Rockin' in Time
- First edition
- Author: David Szatmary
- Language: English
- Genre: Non-fiction
- Publisher: Pearson
- Publication date: 1987
- ISBN: 978-0-131-88790-9

= Rockin' in Time =

Rock history book by David Szatmary

Rockin' In Time: A Social History of Rock-and-Roll is a rock history book written by David Szatmary. It was originally published in 1987 and is now in its eighth edition (2014).

The book begins with a discussion the African-American culture and hits and its influences to creation of rock and roll. The first chapter explains in detail the relationship between racism in the United States and the birth of Rock & Roll as blues. Szatmary does an excellent job of providing a comprehensive, yet concise history of Rock and Roll as a cultural and historical phenomenon. In the last chapter, the book talks about the 21st century rock. The book includes 27 chapters.

==Reception==
In a positive review, the classical music composer Craig H. Russell called Rockin' in Time "one of the best books on rock music published, is an ideal text for a collegiate course, and would be a valuable addition to any rock fan's library". The musicologist Eileen Southern penned a negative review, stating, "The author's excessive use of quotation to move his narrative along detracts seriously from its effect, especially since little effort is expended in identifying the sources of the quotations. His style is pedestrian at best, and often is obscure." She concluded, "This work's usefulness as a history is limited, for its simplistic generalizations too often are misleading or erroneous."

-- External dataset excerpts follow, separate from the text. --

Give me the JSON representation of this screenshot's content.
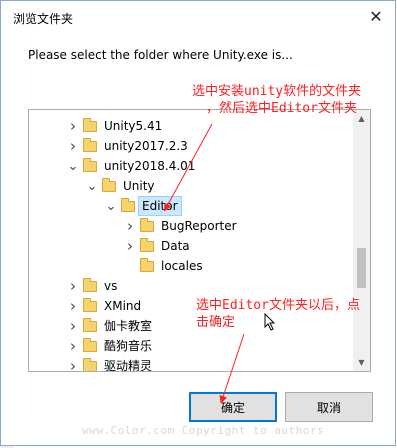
{
  "dialog": {
    "title": "浏览文件夹",
    "close_glyph": "✕",
    "prompt": "Please select the folder where Unity.exe is..."
  },
  "tree": {
    "items": [
      {
        "label": "Unity5.41",
        "expander": "collapsed",
        "level": 0
      },
      {
        "label": "unity2017.2.3",
        "expander": "collapsed",
        "level": 0
      },
      {
        "label": "unity2018.4.01",
        "expander": "expanded",
        "level": 0
      },
      {
        "label": "Unity",
        "expander": "expanded",
        "level": 1
      },
      {
        "label": "Editor",
        "expander": "expanded",
        "level": 2,
        "selected": true
      },
      {
        "label": "BugReporter",
        "expander": "collapsed",
        "level": 3
      },
      {
        "label": "Data",
        "expander": "collapsed",
        "level": 3
      },
      {
        "label": "locales",
        "expander": "none",
        "level": 3
      },
      {
        "label": "vs",
        "expander": "collapsed",
        "level": 0
      },
      {
        "label": "XMind",
        "expander": "collapsed",
        "level": 0
      },
      {
        "label": "伽卡教室",
        "expander": "collapsed",
        "level": 0
      },
      {
        "label": "酷狗音乐",
        "expander": "collapsed",
        "level": 0
      },
      {
        "label": "驱动精灵",
        "expander": "collapsed",
        "level": 0
      }
    ]
  },
  "buttons": {
    "ok": "确定",
    "cancel": "取消"
  },
  "annotations": {
    "top_line1": "选中安装unity软件的文件夹",
    "top_line2": "，然后选中Editor文件夹",
    "bottom_line1": "选中Editor文件夹以后，点",
    "bottom_line2": "击确定",
    "color": "#ff2020"
  },
  "watermark": "www.Color.com Copyright to authors",
  "colors": {
    "selection": "#cce8ff",
    "folder": "#f6d36b",
    "default_button_border": "#0078d7"
  }
}
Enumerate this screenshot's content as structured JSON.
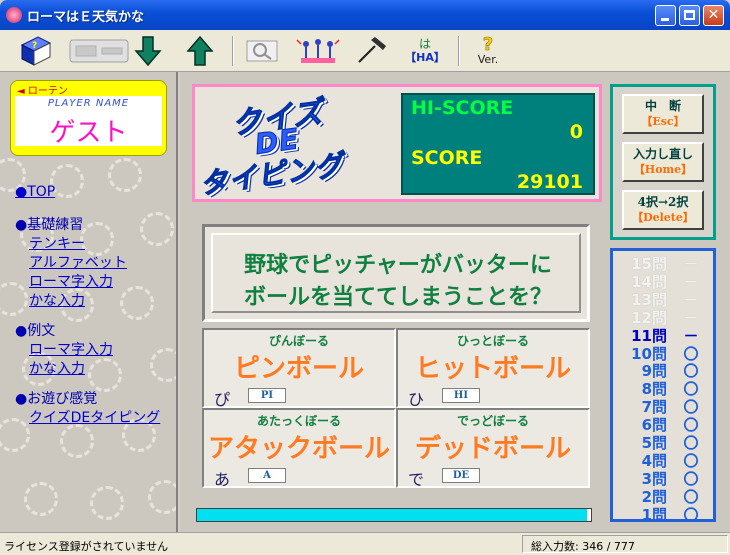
{
  "window": {
    "title": "ローマはＥ天気かな"
  },
  "toolbar": {
    "buttons": [
      {
        "name": "help-book",
        "icon": "book-icon"
      },
      {
        "name": "device",
        "icon": "device-icon"
      },
      {
        "name": "down",
        "icon": "arrow-down-icon"
      },
      {
        "name": "up",
        "icon": "arrow-up-icon"
      },
      {
        "name": "view",
        "icon": "magnifier-icon"
      },
      {
        "name": "players",
        "icon": "people-icon"
      },
      {
        "name": "hammer",
        "icon": "hammer-icon"
      },
      {
        "name": "ha",
        "label_top": "は",
        "label_bottom": "【HA】"
      },
      {
        "name": "version",
        "label_bottom": "Ver."
      }
    ]
  },
  "player": {
    "brand": "◄ ローテン",
    "label": "PLAYER  NAME",
    "name": "ゲスト"
  },
  "sidebar": {
    "top": "●TOP",
    "basic": "●基礎練習",
    "basic_items": [
      "テンキー",
      "アルファベット",
      "ローマ字入力",
      "かな入力"
    ],
    "sentences": "●例文",
    "sentence_items": [
      "ローマ字入力",
      "かな入力"
    ],
    "fun": "●お遊び感覚",
    "fun_items": [
      "クイズDEタイピング"
    ]
  },
  "logo": {
    "line1": "クイズ",
    "line2": "DE",
    "line3": "タイピング"
  },
  "score": {
    "hi_label": "HI-SCORE",
    "hi_value": "0",
    "score_label": "SCORE",
    "score_value": "29101"
  },
  "controls": [
    {
      "label": "中　断",
      "key": "【Esc】"
    },
    {
      "label": "入力し直し",
      "key": "【Home】"
    },
    {
      "label": "4択→2択",
      "key": "【Delete】"
    }
  ],
  "question": {
    "line1": "野球でピッチャーがバッターに",
    "line2": "ボールを当ててしまうことを？"
  },
  "choices": [
    {
      "reading": "ぴんぼーる",
      "word": "ピンボール",
      "kana": "ぴ",
      "key": "PI"
    },
    {
      "reading": "ひっとぼーる",
      "word": "ヒットボール",
      "kana": "ひ",
      "key": "HI"
    },
    {
      "reading": "あたっくぼーる",
      "word": "アタックボール",
      "kana": "あ",
      "key": "A"
    },
    {
      "reading": "でっどぼーる",
      "word": "デッドボール",
      "kana": "で",
      "key": "DE"
    }
  ],
  "progress": {
    "fraction": 0.99
  },
  "question_list": [
    {
      "num": "15問",
      "mark": "－",
      "state": "future"
    },
    {
      "num": "14問",
      "mark": "－",
      "state": "future"
    },
    {
      "num": "13問",
      "mark": "－",
      "state": "future"
    },
    {
      "num": "12問",
      "mark": "－",
      "state": "future"
    },
    {
      "num": "11問",
      "mark": "－",
      "state": "current"
    },
    {
      "num": "10問",
      "mark": "〇",
      "state": "done"
    },
    {
      "num": "9問",
      "mark": "〇",
      "state": "done"
    },
    {
      "num": "8問",
      "mark": "〇",
      "state": "done"
    },
    {
      "num": "7問",
      "mark": "〇",
      "state": "done"
    },
    {
      "num": "6問",
      "mark": "〇",
      "state": "done"
    },
    {
      "num": "5問",
      "mark": "〇",
      "state": "done"
    },
    {
      "num": "4問",
      "mark": "〇",
      "state": "done"
    },
    {
      "num": "3問",
      "mark": "〇",
      "state": "done"
    },
    {
      "num": "2問",
      "mark": "〇",
      "state": "done"
    },
    {
      "num": "1問",
      "mark": "〇",
      "state": "done"
    }
  ],
  "colors": {
    "future": "#f4f2ee",
    "current": "#0000c0",
    "done": "#2060d8"
  },
  "status": {
    "license": "ライセンス登録がされていません",
    "count": "総入力数:  346 / 777"
  }
}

Paul Feehan of Library Journal found the book to be "a concise yet comprehensive account of the origins and evolution of rock music" that employs "a lively, anecdotal approach and pertinent quotes". Writing in Interdisciplinary Humanities, Michael Jauchen said the book "can function not only as a serviceable reference book but also as a springboard into the student's own personal fascinations with the infinite footnotes and minutia of rock-and-roll".